15 April 2022-Technical

Le millésime 2020 : Bordeaux signe une trilogie exceptionnelle

2020 à Bordeaux signe pour la troisième consécutive un millésime de très haut niveau. Cette synthèse permet de comprendre ce qu’il s’est passé tout au long de la saison culturale tant sur le plan climatologique qu’agronomique pour nous conduire à obtenir des raisins de grande qualité. Face à ces fruits pleins de goût et ces équilibres, nous avons, aux côtés des équipes techniques, fait des choix de vinifications, d’élevages et d’assemblages pour créer le millésime.

2018, 2019 et maintenant 2020 : Bordeaux offre trois millésimes d’exception. Au-delà de la typicité de chacun, chaque maison, chaque domaine eut l’occasion d’exprimer et de mettre en avant son savoir-faire sur cette trilogie

Hiver et printemps pluvieux mais doux. Une ambiance tropicale

Le graphique ci-dessous illustre très simplement le caractère exceptionnel de l’hiver et du printemps.

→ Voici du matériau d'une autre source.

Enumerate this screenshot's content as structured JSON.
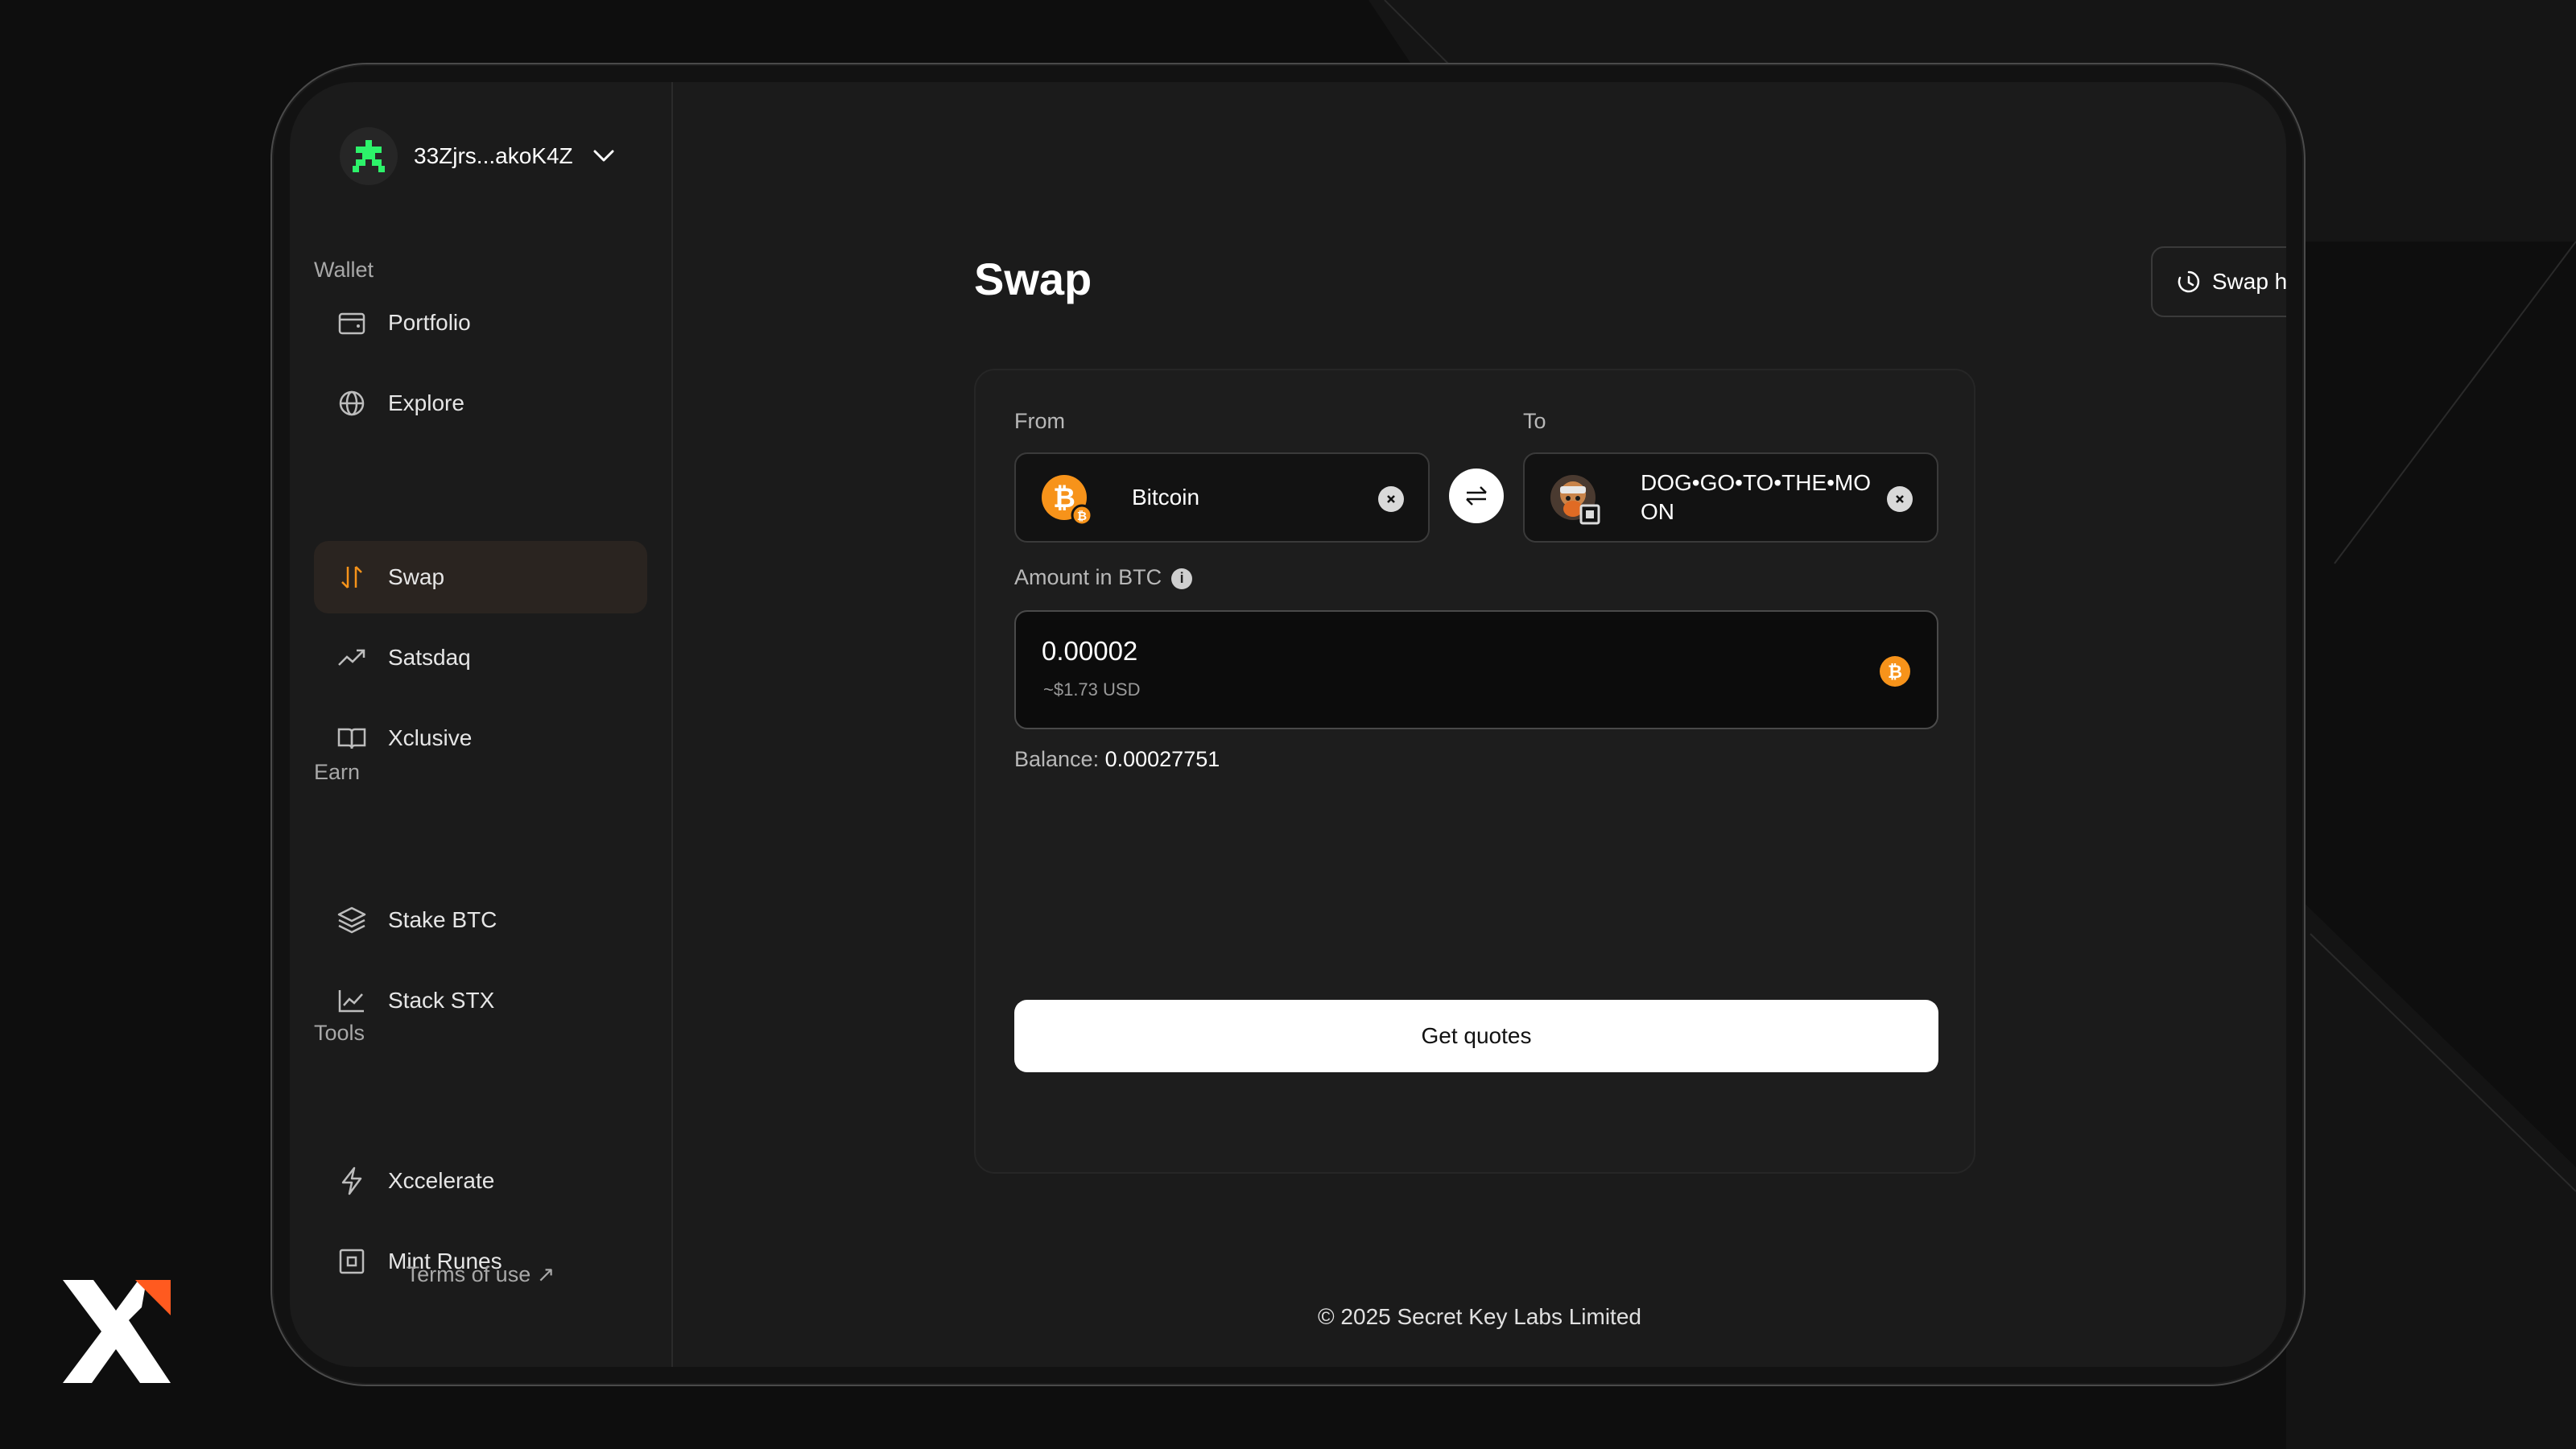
{
  "account": {
    "address": "33Zjrs...akoK4Z"
  },
  "sidebar": {
    "sections": [
      {
        "title": "Wallet",
        "items": [
          {
            "label": "Portfolio",
            "icon": "wallet-icon"
          },
          {
            "label": "Explore",
            "icon": "globe-icon"
          },
          {
            "label": "Swap",
            "icon": "swap-icon",
            "active": true
          },
          {
            "label": "Satsdaq",
            "icon": "trending-up-icon"
          },
          {
            "label": "Xclusive",
            "icon": "book-icon"
          }
        ]
      },
      {
        "title": "Earn",
        "items": [
          {
            "label": "Stake BTC",
            "icon": "layers-icon"
          },
          {
            "label": "Stack STX",
            "icon": "chart-icon"
          }
        ]
      },
      {
        "title": "Tools",
        "items": [
          {
            "label": "Xccelerate",
            "icon": "lightning-icon"
          },
          {
            "label": "Mint Runes",
            "icon": "square-dot-icon"
          }
        ]
      }
    ],
    "terms_label": "Terms of use ↗"
  },
  "main": {
    "title": "Swap",
    "history_label": "Swap history",
    "from_label": "From",
    "to_label": "To",
    "from_token": "Bitcoin",
    "to_token_line1": "DOG•GO•TO•THE•MO",
    "to_token_line2": "ON",
    "amount_label": "Amount in BTC",
    "amount_value": "0.00002",
    "amount_usd": "~$1.73 USD",
    "balance_label": "Balance:",
    "balance_value": "0.00027751",
    "quotes_label": "Get quotes",
    "footer": "© 2025 Secret Key Labs Limited"
  },
  "colors": {
    "accent": "#f7931a",
    "brand_orange": "#ff5a1f",
    "avatar_green": "#2df26a"
  }
}
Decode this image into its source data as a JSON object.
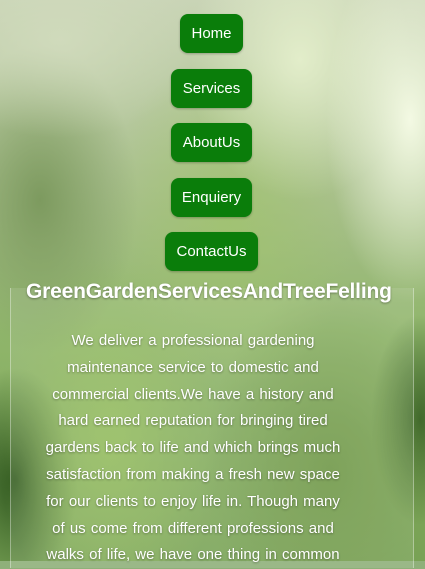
{
  "nav": {
    "items": [
      {
        "label": "Home"
      },
      {
        "label": "Services"
      },
      {
        "label": "AboutUs"
      },
      {
        "label": "Enquiery"
      },
      {
        "label": "ContactUs"
      }
    ]
  },
  "main": {
    "title": "GreenGardenServicesAndTreeFelling",
    "intro_lines": [
      "We deliver a professional gardening",
      "maintenance service to domestic and",
      "commercial clients.We have a history and",
      "hard earned reputation for bringing tired",
      "gardens back to life and which brings much",
      "satisfaction from making a fresh new space",
      "for our clients to enjoy life in. Though many",
      "of us come from different professions and",
      "walks of life, we have one thing in common"
    ]
  },
  "colors": {
    "button_bg": "#0a7d0a",
    "text": "#ffffff"
  }
}
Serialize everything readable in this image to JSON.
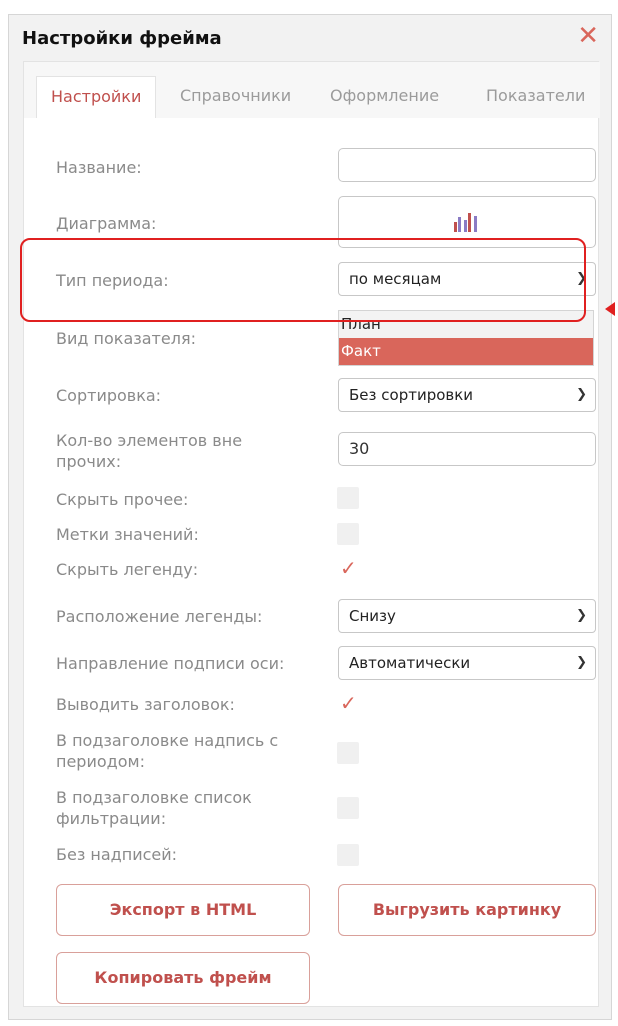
{
  "dialog": {
    "title": "Настройки фрейма",
    "close_icon": "close-icon"
  },
  "tabs": [
    {
      "label": "Настройки",
      "active": true
    },
    {
      "label": "Справочники",
      "active": false
    },
    {
      "label": "Оформление",
      "active": false
    },
    {
      "label": "Показатели",
      "active": false
    }
  ],
  "fields": {
    "name": {
      "label": "Название:",
      "value": ""
    },
    "chart": {
      "label": "Диаграмма:",
      "icon": "bar-chart-icon"
    },
    "period_type": {
      "label": "Тип периода:",
      "value": "по месяцам"
    },
    "indicator_type": {
      "label": "Вид показателя:",
      "options": [
        "План",
        "Факт"
      ],
      "selected": "Факт"
    },
    "sorting": {
      "label": "Сортировка:",
      "value": "Без сортировки"
    },
    "elements_count": {
      "label": "Кол-во элементов вне прочих:",
      "value": "30"
    },
    "hide_other": {
      "label": "Скрыть прочее:",
      "checked": false
    },
    "value_labels": {
      "label": "Метки значений:",
      "checked": false
    },
    "hide_legend": {
      "label": "Скрыть легенду:",
      "checked": true
    },
    "legend_position": {
      "label": "Расположение легенды:",
      "value": "Снизу"
    },
    "axis_label_direction": {
      "label": "Направление подписи оси:",
      "value": "Автоматически"
    },
    "show_title": {
      "label": "Выводить заголовок:",
      "checked": true
    },
    "subtitle_period": {
      "label": "В подзаголовке надпись с периодом:",
      "checked": false
    },
    "subtitle_filter": {
      "label": "В подзаголовке список фильтрации:",
      "checked": false
    },
    "no_labels": {
      "label": "Без надписей:",
      "checked": false
    }
  },
  "buttons": {
    "export_html": "Экспорт в HTML",
    "export_image": "Выгрузить картинку",
    "copy_frame": "Копировать фрейм"
  },
  "colors": {
    "accent": "#d9665b",
    "highlight": "#e02020"
  }
}
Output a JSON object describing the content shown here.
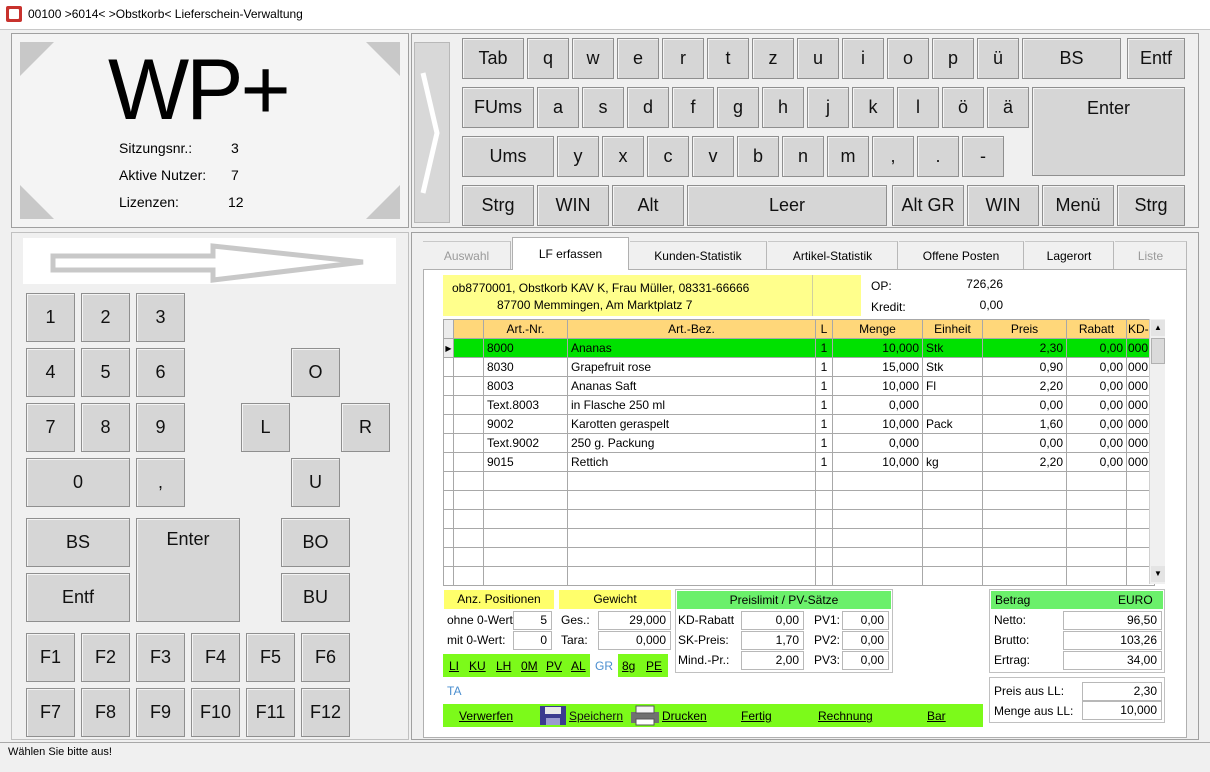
{
  "window": {
    "title": "00100 >6014< >Obstkorb< Lieferschein-Verwaltung"
  },
  "logo": {
    "text": "WP+"
  },
  "session": {
    "rows": [
      {
        "label": "Sitzungsnr.:",
        "value": "3"
      },
      {
        "label": "Aktive Nutzer:",
        "value": "7"
      },
      {
        "label": "Lizenzen:",
        "value": "12"
      }
    ]
  },
  "keyboard": {
    "row1": [
      "Tab",
      "q",
      "w",
      "e",
      "r",
      "t",
      "z",
      "u",
      "i",
      "o",
      "p",
      "ü",
      "BS",
      "Entf"
    ],
    "row2": [
      "FUms",
      "a",
      "s",
      "d",
      "f",
      "g",
      "h",
      "j",
      "k",
      "l",
      "ö",
      "ä",
      "Enter"
    ],
    "row3": [
      "Ums",
      "y",
      "x",
      "c",
      "v",
      "b",
      "n",
      "m",
      ",",
      ".",
      "-"
    ],
    "row4": [
      "Strg",
      "WIN",
      "Alt",
      "Leer",
      "Alt GR",
      "WIN",
      "Menü",
      "Strg"
    ]
  },
  "numpad": {
    "digits": [
      "1",
      "2",
      "3",
      "4",
      "5",
      "6",
      "7",
      "8",
      "9",
      "0",
      ","
    ],
    "nav": {
      "o": "O",
      "l": "L",
      "r": "R",
      "u": "U"
    },
    "bs": "BS",
    "enter": "Enter",
    "entf": "Entf",
    "bo": "BO",
    "bu": "BU",
    "fkeys": [
      "F1",
      "F2",
      "F3",
      "F4",
      "F5",
      "F6",
      "F7",
      "F8",
      "F9",
      "F10",
      "F11",
      "F12"
    ]
  },
  "tabs": [
    {
      "label": "Auswahl",
      "state": "disabled"
    },
    {
      "label": "LF erfassen",
      "state": "active"
    },
    {
      "label": "Kunden-Statistik",
      "state": "normal"
    },
    {
      "label": "Artikel-Statistik",
      "state": "normal"
    },
    {
      "label": "Offene Posten",
      "state": "normal"
    },
    {
      "label": "Lagerort",
      "state": "normal"
    },
    {
      "label": "Liste",
      "state": "disabled"
    }
  ],
  "customer": {
    "line1": "ob8770001,  Obstkorb  KAV K,  Frau Müller,  08331-66666",
    "line2": "87700  Memmingen,  Am Marktplatz 7",
    "op_label": "OP:",
    "op_value": "726,26",
    "kredit_label": "Kredit:",
    "kredit_value": "0,00"
  },
  "grid": {
    "columns": [
      "",
      "Art.-Nr.",
      "Art.-Bez.",
      "L",
      "Menge",
      "Einheit",
      "Preis",
      "Rabatt",
      "KD-"
    ],
    "rows": [
      {
        "selected": true,
        "cells": [
          "",
          "8000",
          "Ananas",
          "1",
          "10,000",
          "Stk",
          "2,30",
          "0,00",
          "000"
        ]
      },
      {
        "selected": false,
        "cells": [
          "",
          "8030",
          "Grapefruit rose",
          "1",
          "15,000",
          "Stk",
          "0,90",
          "0,00",
          "000"
        ]
      },
      {
        "selected": false,
        "cells": [
          "",
          "8003",
          "Ananas Saft",
          "1",
          "10,000",
          "Fl",
          "2,20",
          "0,00",
          "000"
        ]
      },
      {
        "selected": false,
        "cells": [
          "",
          "Text.8003",
          "in Flasche 250 ml",
          "1",
          "0,000",
          "",
          "0,00",
          "0,00",
          "000"
        ]
      },
      {
        "selected": false,
        "cells": [
          "",
          "9002",
          "Karotten geraspelt",
          "1",
          "10,000",
          "Pack",
          "1,60",
          "0,00",
          "000"
        ]
      },
      {
        "selected": false,
        "cells": [
          "",
          "Text.9002",
          "250 g. Packung",
          "1",
          "0,000",
          "",
          "0,00",
          "0,00",
          "000"
        ]
      },
      {
        "selected": false,
        "cells": [
          "",
          "9015",
          "Rettich",
          "1",
          "10,000",
          "kg",
          "2,20",
          "0,00",
          "000"
        ]
      },
      {
        "selected": false,
        "cells": [
          "",
          "",
          "",
          "",
          "",
          "",
          "",
          "",
          ""
        ]
      },
      {
        "selected": false,
        "cells": [
          "",
          "",
          "",
          "",
          "",
          "",
          "",
          "",
          ""
        ]
      },
      {
        "selected": false,
        "cells": [
          "",
          "",
          "",
          "",
          "",
          "",
          "",
          "",
          ""
        ]
      },
      {
        "selected": false,
        "cells": [
          "",
          "",
          "",
          "",
          "",
          "",
          "",
          "",
          ""
        ]
      },
      {
        "selected": false,
        "cells": [
          "",
          "",
          "",
          "",
          "",
          "",
          "",
          "",
          ""
        ]
      },
      {
        "selected": false,
        "cells": [
          "",
          "",
          "",
          "",
          "",
          "",
          "",
          "",
          ""
        ]
      }
    ]
  },
  "positionen": {
    "title": "Anz. Positionen",
    "ohne_label": "ohne 0-Wert",
    "ohne_value": "5",
    "mit_label": "mit 0-Wert:",
    "mit_value": "0"
  },
  "gewicht": {
    "title": "Gewicht",
    "ges_label": "Ges.:",
    "ges_value": "29,000",
    "tara_label": "Tara:",
    "tara_value": "0,000"
  },
  "preislimit": {
    "title": "Preislimit / PV-Sätze",
    "kd_label": "KD-Rabatt",
    "kd_value": "0,00",
    "sk_label": "SK-Preis:",
    "sk_value": "1,70",
    "mind_label": "Mind.-Pr.:",
    "mind_value": "2,00",
    "pv1_label": "PV1:",
    "pv1_value": "0,00",
    "pv2_label": "PV2:",
    "pv2_value": "0,00",
    "pv3_label": "PV3:",
    "pv3_value": "0,00"
  },
  "betrag": {
    "title": "Betrag",
    "currency": "EURO",
    "netto_label": "Netto:",
    "netto_value": "96,50",
    "brutto_label": "Brutto:",
    "brutto_value": "103,26",
    "ertrag_label": "Ertrag:",
    "ertrag_value": "34,00"
  },
  "ll": {
    "preis_label": "Preis aus LL:",
    "preis_value": "2,30",
    "menge_label": "Menge aus LL:",
    "menge_value": "10,000"
  },
  "shortcuts": [
    "LI",
    "KU",
    "LH",
    "0M",
    "PV",
    "AL",
    "GR",
    "8g",
    "PE"
  ],
  "ta_label": "TA",
  "actions": {
    "verwerfen": "Verwerfen",
    "speichern": "Speichern",
    "drucken": "Drucken",
    "fertig": "Fertig",
    "rechnung": "Rechnung",
    "bar": "Bar"
  },
  "status": {
    "text": "Wählen Sie bitte aus!"
  },
  "colors": {
    "accent_green": "#00e100",
    "header_yellow": "#ffff6b",
    "header_orange": "#ffd77a",
    "bar_green": "#7cfa1a"
  }
}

Hiver historiquement pluvieux et doux :

  • Plus de 700 mm entre le 1er novembre 2019 et le 31 mars 2020 soit 300 mm de plus que la moyenne 1989-2019.
  • Des températures moyennes systématiquement au-dessus de la moyenne pluriannuelle. Jusqu’à 3,1°C au-dessus de la moyenne au cours de la première quinzaine de février.
  • Seulement 6 nuits avec des températures nocturnes négatives contre 21 en moyenne sur 20 ans.

Printemps historiquement doux dans la lignée de l’hiver :

  • Des températures moyennes toujours nettement supérieures à la moyenne historique (+3,1°C lors de la deuxième quinzaine de mars, +2,7°C lors de la première quinzaine d’avril).
  • Entre Avril et Juin, 135 mm d’eau de plus que la moyenne sur cette période. Ces précipitations vont parfois prendre la forme d’orages de grêle localement destructeurs sur l’est de la Rive Droite et dans l’Entre-Deux-Mers.

Les conséquences agronomiques

  • Rechargement en eau des réserves utiles des sols, ce qui permet à la vigne, en situation normale, de pouvoir mieux affronter la période estivale.
  • Un débourrement précoce, mi-mars, en raison de la douceur printanière. De façon anecdotique certains pieds sur les sols les plus chauds montraient déjà̀ des signes de débourrement mi-février.
  • La floraison précoce, mi-mai, sous des conditions climatiques chaudes et sèches. Elle fut homogène et rapide ce qui est bénéfique pour la suite.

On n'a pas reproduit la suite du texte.